Bichhiya / Bichua (Toe Ring)

Toe rings have been an intrinsic part of women’s attire in India, since the time of the Ramayana. According to legend, when Sita was abducted by Ravana, she threw away her toe rings so that Rama could find her.

In modern times, it is worn mostly for style and sometimes as part of tradition. The shape, design and form of the toe ring differs from one part of the country to the other. But it is all related to a women’s sexual and reproductive health and marital status. In some communities, the groom puts on the toe ring for the bride on both of her second toes in an elaborate ritual. Once worn, you are never supposed to take it off. 

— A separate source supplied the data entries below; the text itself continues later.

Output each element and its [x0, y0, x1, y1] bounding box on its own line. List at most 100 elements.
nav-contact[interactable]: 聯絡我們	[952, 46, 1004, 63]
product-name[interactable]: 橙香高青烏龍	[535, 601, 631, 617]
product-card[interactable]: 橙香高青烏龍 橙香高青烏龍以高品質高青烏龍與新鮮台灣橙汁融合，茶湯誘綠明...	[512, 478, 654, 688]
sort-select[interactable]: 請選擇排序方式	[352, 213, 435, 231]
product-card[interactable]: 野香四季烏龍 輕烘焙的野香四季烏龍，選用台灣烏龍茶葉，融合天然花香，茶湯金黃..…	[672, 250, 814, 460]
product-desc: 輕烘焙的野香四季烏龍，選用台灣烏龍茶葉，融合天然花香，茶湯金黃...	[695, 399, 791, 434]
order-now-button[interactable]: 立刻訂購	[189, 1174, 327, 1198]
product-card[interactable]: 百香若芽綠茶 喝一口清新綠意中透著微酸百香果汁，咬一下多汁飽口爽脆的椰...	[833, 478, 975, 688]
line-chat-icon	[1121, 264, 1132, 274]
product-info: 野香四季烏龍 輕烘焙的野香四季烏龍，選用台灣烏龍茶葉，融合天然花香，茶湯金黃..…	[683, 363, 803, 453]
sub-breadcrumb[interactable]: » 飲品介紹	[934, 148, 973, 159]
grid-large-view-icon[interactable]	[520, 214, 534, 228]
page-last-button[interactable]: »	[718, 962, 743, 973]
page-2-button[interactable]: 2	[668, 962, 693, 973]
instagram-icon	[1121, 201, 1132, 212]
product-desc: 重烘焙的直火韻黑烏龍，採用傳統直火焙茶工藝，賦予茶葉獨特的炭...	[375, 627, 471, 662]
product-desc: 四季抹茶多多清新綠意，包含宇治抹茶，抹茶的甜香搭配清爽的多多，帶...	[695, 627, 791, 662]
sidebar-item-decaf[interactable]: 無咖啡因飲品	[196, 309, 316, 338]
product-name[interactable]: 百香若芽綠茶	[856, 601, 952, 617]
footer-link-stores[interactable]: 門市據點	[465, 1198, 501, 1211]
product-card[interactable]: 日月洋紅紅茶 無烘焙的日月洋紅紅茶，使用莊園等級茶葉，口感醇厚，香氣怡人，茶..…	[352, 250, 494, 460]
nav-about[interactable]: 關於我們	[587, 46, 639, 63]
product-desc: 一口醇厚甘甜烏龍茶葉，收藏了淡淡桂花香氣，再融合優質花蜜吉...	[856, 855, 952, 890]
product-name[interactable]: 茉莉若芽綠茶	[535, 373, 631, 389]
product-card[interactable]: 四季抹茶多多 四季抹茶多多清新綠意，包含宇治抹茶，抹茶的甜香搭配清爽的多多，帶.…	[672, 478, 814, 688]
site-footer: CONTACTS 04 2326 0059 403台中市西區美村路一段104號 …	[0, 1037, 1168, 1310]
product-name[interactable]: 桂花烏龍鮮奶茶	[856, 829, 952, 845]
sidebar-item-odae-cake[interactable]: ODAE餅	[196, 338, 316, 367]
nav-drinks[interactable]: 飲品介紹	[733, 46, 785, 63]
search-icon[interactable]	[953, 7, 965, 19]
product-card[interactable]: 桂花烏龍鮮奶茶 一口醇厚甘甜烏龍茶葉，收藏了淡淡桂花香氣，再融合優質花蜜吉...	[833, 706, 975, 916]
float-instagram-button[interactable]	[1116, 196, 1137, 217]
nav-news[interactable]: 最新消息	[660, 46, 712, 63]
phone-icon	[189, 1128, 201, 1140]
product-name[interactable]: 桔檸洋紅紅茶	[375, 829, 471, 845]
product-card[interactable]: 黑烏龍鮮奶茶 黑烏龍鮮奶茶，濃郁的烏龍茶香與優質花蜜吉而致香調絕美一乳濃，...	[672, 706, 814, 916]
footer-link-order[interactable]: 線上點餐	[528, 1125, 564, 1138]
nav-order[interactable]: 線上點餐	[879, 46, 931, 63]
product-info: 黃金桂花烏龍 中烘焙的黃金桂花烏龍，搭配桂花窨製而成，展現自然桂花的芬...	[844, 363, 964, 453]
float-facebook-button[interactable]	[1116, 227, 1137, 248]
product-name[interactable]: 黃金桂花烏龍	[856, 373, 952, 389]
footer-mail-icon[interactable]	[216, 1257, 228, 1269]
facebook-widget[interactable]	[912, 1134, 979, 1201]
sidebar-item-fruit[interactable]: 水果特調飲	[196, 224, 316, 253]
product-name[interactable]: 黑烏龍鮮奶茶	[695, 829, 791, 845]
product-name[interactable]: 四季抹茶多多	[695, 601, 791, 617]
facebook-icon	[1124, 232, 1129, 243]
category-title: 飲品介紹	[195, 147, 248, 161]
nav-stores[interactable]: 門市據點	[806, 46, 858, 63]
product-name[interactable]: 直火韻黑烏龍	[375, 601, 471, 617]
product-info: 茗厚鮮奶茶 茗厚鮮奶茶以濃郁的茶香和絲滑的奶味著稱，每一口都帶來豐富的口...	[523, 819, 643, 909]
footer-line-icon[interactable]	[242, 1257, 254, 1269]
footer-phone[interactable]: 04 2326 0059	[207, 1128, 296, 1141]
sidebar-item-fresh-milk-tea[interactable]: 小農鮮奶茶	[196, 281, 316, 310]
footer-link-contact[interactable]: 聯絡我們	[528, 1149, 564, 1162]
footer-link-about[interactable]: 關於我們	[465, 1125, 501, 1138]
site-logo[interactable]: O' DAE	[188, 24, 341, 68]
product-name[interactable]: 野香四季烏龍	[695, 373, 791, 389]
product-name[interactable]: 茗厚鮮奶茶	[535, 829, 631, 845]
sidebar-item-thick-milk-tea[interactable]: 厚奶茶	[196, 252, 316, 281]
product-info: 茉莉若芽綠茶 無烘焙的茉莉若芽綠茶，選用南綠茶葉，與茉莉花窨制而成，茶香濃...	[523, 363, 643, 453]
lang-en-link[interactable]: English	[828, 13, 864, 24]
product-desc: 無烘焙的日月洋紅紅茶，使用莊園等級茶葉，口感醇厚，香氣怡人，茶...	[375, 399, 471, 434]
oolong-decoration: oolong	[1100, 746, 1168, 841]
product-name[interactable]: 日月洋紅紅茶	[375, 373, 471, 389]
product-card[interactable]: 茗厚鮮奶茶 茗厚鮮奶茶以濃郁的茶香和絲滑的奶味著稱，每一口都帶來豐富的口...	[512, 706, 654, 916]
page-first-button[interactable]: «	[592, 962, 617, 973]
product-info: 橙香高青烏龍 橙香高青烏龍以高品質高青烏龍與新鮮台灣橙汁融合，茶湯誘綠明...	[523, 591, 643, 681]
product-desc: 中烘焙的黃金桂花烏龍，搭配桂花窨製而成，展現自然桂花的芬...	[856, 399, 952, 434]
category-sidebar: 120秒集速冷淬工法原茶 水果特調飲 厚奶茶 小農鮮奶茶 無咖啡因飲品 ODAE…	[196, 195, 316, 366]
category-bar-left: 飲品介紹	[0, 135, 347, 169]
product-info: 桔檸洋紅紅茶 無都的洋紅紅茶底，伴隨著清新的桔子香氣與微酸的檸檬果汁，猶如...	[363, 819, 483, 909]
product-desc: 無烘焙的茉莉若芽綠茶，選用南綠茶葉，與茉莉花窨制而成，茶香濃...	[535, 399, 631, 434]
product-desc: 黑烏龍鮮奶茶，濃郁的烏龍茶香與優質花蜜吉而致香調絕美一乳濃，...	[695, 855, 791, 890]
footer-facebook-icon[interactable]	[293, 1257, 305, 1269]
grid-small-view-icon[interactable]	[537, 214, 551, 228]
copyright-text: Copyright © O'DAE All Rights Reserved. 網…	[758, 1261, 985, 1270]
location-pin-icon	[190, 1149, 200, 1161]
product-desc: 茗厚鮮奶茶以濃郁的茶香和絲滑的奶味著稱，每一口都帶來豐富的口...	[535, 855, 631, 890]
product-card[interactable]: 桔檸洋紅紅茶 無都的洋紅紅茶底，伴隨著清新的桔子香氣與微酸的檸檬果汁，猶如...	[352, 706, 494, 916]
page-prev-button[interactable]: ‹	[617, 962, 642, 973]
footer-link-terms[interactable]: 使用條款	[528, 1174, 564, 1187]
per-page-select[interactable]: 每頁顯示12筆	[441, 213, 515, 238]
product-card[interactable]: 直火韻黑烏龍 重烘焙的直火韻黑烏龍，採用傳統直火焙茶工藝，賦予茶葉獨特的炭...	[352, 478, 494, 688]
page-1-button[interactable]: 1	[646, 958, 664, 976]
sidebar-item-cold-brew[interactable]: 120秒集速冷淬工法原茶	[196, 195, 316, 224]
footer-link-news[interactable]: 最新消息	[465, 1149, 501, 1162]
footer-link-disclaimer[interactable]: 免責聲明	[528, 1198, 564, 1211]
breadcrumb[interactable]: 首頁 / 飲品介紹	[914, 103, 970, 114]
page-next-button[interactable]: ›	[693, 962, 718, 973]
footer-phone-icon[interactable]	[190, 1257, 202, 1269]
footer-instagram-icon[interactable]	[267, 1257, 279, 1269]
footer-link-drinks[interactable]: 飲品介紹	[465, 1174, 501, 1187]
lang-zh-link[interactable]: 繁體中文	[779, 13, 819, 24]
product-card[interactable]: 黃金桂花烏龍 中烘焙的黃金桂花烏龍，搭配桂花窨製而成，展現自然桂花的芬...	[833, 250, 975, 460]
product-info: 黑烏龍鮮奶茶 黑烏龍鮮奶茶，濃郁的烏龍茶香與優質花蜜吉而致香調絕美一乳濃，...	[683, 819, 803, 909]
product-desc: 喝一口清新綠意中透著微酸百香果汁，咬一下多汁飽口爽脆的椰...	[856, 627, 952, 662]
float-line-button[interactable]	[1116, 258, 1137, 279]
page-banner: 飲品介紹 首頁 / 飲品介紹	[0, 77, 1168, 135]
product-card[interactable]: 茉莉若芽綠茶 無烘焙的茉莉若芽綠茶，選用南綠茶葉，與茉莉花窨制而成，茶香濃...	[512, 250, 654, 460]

A bichiya in Hindi, it is also called minji in Malayalam, jodavi in Marathi, Mettelu in Telugu, Angot in Bengali, Metti/Kanaiyazhi in Tamil, Kaalungura in Kannada. Traditionally, toe rings were rarely crafted in gold as gold is supposed to be a metal or Goddess Lakshmi. Crafted mostly in silver and worn as a pair on the second toe on both the feet, bichua or bichiya was worn by married women in our country and in other cases by girls who have attained puberty. Gold toe rings were worn by royal women though gold bichuas with precious stones are also quite the trend these days. Once worn, the bichua was never taken off, and was said to positively affect a woman’s menstrual cycle, making her more fertile. That is of course what ayurveda has to say about it. Apparently, the nerves that run through the second toe go right up to the uterus and the heart! But married or not, traditional bichuas have now evolved into more trendy, western style toe rings worn by women – both married and single – for a stylish effect. In fact, toe rings attached to an anklet with delicate chains, in aversion of the slave chains, gives a boho chic effect.